Il parere dell'ex campionissimo alla vigilia dell'8a tappa del Giro, una crono individuale che porterà la carovana da Gabicce Mare a Saltara, dopo quasi 55 km di saliscendi. Wiggins il favorito, ma bisogna vedere se recupera le fatiche della 7a tappa

"E' una prova difficile, con un percorso molto complicato, insidioso, lunghissimo". Così l'ex pluridecorato cronoman Francesco Moser, oggi testimonial di Banca Mediolanum, sintetizza l'8a tappa del Giro d'Italia, una crono individuale che porterà la carovana da Gabicce Mare a Saltara, dopo quasi 55 chilometri di saliscendi e curve insidiose.

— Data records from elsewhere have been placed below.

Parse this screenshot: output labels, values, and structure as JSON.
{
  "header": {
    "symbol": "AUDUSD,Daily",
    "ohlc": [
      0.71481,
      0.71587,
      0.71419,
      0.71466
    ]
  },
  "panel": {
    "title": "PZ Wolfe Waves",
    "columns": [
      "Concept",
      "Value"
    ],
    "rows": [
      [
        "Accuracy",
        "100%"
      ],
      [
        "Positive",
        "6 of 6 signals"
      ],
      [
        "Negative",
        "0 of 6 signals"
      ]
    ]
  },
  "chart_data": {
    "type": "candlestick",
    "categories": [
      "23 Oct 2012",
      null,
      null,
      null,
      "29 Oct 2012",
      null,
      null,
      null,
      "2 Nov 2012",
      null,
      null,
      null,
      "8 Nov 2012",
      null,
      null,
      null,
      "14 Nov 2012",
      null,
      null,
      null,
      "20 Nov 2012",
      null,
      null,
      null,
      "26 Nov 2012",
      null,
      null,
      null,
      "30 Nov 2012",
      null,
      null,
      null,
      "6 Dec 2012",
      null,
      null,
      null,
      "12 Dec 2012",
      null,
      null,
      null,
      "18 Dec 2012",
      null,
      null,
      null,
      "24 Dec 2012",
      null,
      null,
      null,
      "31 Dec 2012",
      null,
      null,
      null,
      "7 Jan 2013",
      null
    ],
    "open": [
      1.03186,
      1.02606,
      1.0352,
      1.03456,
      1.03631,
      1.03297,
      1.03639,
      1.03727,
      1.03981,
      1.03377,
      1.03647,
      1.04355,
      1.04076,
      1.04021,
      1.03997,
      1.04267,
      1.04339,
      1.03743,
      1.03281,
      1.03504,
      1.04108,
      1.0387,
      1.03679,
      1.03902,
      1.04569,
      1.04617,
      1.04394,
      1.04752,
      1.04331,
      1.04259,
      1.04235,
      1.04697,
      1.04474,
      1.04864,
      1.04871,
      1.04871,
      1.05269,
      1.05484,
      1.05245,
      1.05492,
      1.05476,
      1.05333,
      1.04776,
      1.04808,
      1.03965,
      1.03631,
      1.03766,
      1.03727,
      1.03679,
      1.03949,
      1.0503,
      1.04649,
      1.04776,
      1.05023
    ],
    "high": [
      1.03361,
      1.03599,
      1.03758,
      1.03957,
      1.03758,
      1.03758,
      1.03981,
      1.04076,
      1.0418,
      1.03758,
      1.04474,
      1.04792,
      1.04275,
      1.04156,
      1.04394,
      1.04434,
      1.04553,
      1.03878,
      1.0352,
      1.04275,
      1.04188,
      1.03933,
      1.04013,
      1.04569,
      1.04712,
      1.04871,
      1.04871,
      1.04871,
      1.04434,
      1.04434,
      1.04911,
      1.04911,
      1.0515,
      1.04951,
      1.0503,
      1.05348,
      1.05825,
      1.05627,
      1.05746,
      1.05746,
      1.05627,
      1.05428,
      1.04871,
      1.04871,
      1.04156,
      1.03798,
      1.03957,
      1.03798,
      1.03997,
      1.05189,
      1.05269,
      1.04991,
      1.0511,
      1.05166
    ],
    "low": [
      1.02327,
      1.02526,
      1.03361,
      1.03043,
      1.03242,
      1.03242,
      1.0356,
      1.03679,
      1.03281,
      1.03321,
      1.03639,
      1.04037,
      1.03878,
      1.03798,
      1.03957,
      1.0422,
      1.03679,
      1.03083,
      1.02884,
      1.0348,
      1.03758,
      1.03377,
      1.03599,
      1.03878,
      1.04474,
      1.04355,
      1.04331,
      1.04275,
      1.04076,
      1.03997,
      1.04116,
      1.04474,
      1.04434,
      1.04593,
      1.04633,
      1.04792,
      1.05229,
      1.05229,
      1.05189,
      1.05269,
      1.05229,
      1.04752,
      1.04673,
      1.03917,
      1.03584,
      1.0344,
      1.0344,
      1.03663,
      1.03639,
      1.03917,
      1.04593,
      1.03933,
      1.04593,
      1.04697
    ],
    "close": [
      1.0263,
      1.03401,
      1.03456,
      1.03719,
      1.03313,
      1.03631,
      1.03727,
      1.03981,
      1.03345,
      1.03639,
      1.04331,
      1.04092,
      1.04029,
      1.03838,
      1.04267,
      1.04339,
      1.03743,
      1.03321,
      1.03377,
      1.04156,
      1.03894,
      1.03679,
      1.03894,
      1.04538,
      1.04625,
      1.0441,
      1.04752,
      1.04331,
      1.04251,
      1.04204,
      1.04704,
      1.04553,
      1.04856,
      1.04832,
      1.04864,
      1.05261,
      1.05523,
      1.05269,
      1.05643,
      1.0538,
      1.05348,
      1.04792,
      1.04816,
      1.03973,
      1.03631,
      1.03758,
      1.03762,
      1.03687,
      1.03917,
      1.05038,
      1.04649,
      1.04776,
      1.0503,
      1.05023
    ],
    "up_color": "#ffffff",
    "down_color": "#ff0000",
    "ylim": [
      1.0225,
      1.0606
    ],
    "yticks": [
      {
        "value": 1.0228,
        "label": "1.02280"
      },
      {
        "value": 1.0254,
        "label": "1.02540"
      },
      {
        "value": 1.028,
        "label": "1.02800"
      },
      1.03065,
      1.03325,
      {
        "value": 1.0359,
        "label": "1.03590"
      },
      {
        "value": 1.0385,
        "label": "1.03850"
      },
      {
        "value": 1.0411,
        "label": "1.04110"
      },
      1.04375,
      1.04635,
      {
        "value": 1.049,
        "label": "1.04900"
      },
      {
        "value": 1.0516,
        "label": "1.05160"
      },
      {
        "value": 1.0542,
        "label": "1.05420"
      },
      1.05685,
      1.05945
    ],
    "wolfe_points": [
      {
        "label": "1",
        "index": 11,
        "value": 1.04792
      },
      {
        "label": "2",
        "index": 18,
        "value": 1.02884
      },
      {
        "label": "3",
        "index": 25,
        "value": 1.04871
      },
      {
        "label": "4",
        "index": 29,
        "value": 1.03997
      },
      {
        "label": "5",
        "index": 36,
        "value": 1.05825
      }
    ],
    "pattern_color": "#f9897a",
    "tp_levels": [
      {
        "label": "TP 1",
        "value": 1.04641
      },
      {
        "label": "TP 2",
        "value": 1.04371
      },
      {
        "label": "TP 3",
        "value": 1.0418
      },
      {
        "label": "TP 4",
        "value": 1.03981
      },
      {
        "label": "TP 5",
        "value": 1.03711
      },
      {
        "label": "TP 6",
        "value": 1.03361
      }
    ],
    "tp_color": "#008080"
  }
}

"Dopo il via c'è subito una salita, conosco quelle strade, perché vi disputai un Campionato italiano su strada - aggiunge il vincitore della corsa rosa nel 1984 -. E' una sfida che metterà a dura prova i nervi di tutti gli atleti, anche degli specialisti. Lo dico davvero: non sarà facile".

Moser mette in guardia dalle insidie di una cronometro che, come tutte le sfide contro il tempo, non concederà tregua. "E poi, se piove son dolori - sottolinea -. Fino a Saltara è un continuo saliscendi, con tante curve. Il problema è che bisogna andare sempre al massimo, in una cronometro devi continuamente spingere sui pedali, non ci sono attimi di tregua. Figuriamoci se la strada sale".

Secondo logica, e anche per Moser, c'è un solo favorito nella tappa di domani. "E' Wiggins - aggiunge il trentino - penso che l'inglese, in questo momento, non abbia avversari nelle cronometro; bisognerà solo vedere quali distacchi riuscirà a infliggere agli avversari di classifica. Wiggins questa prova se la sente nelle gambe, per lui può essere la chiave del Giro, la affronterà a tutta. Anche se, alla fine, può accadere di tutto". Chissà se la Gabicce Mare-Saltara sarebbe piaciuta a un esperto come l'ex recordman dell'ora. "Queste crono con troppi su e giù non facevano per me. Io preferivo le cronometro pianeggianti".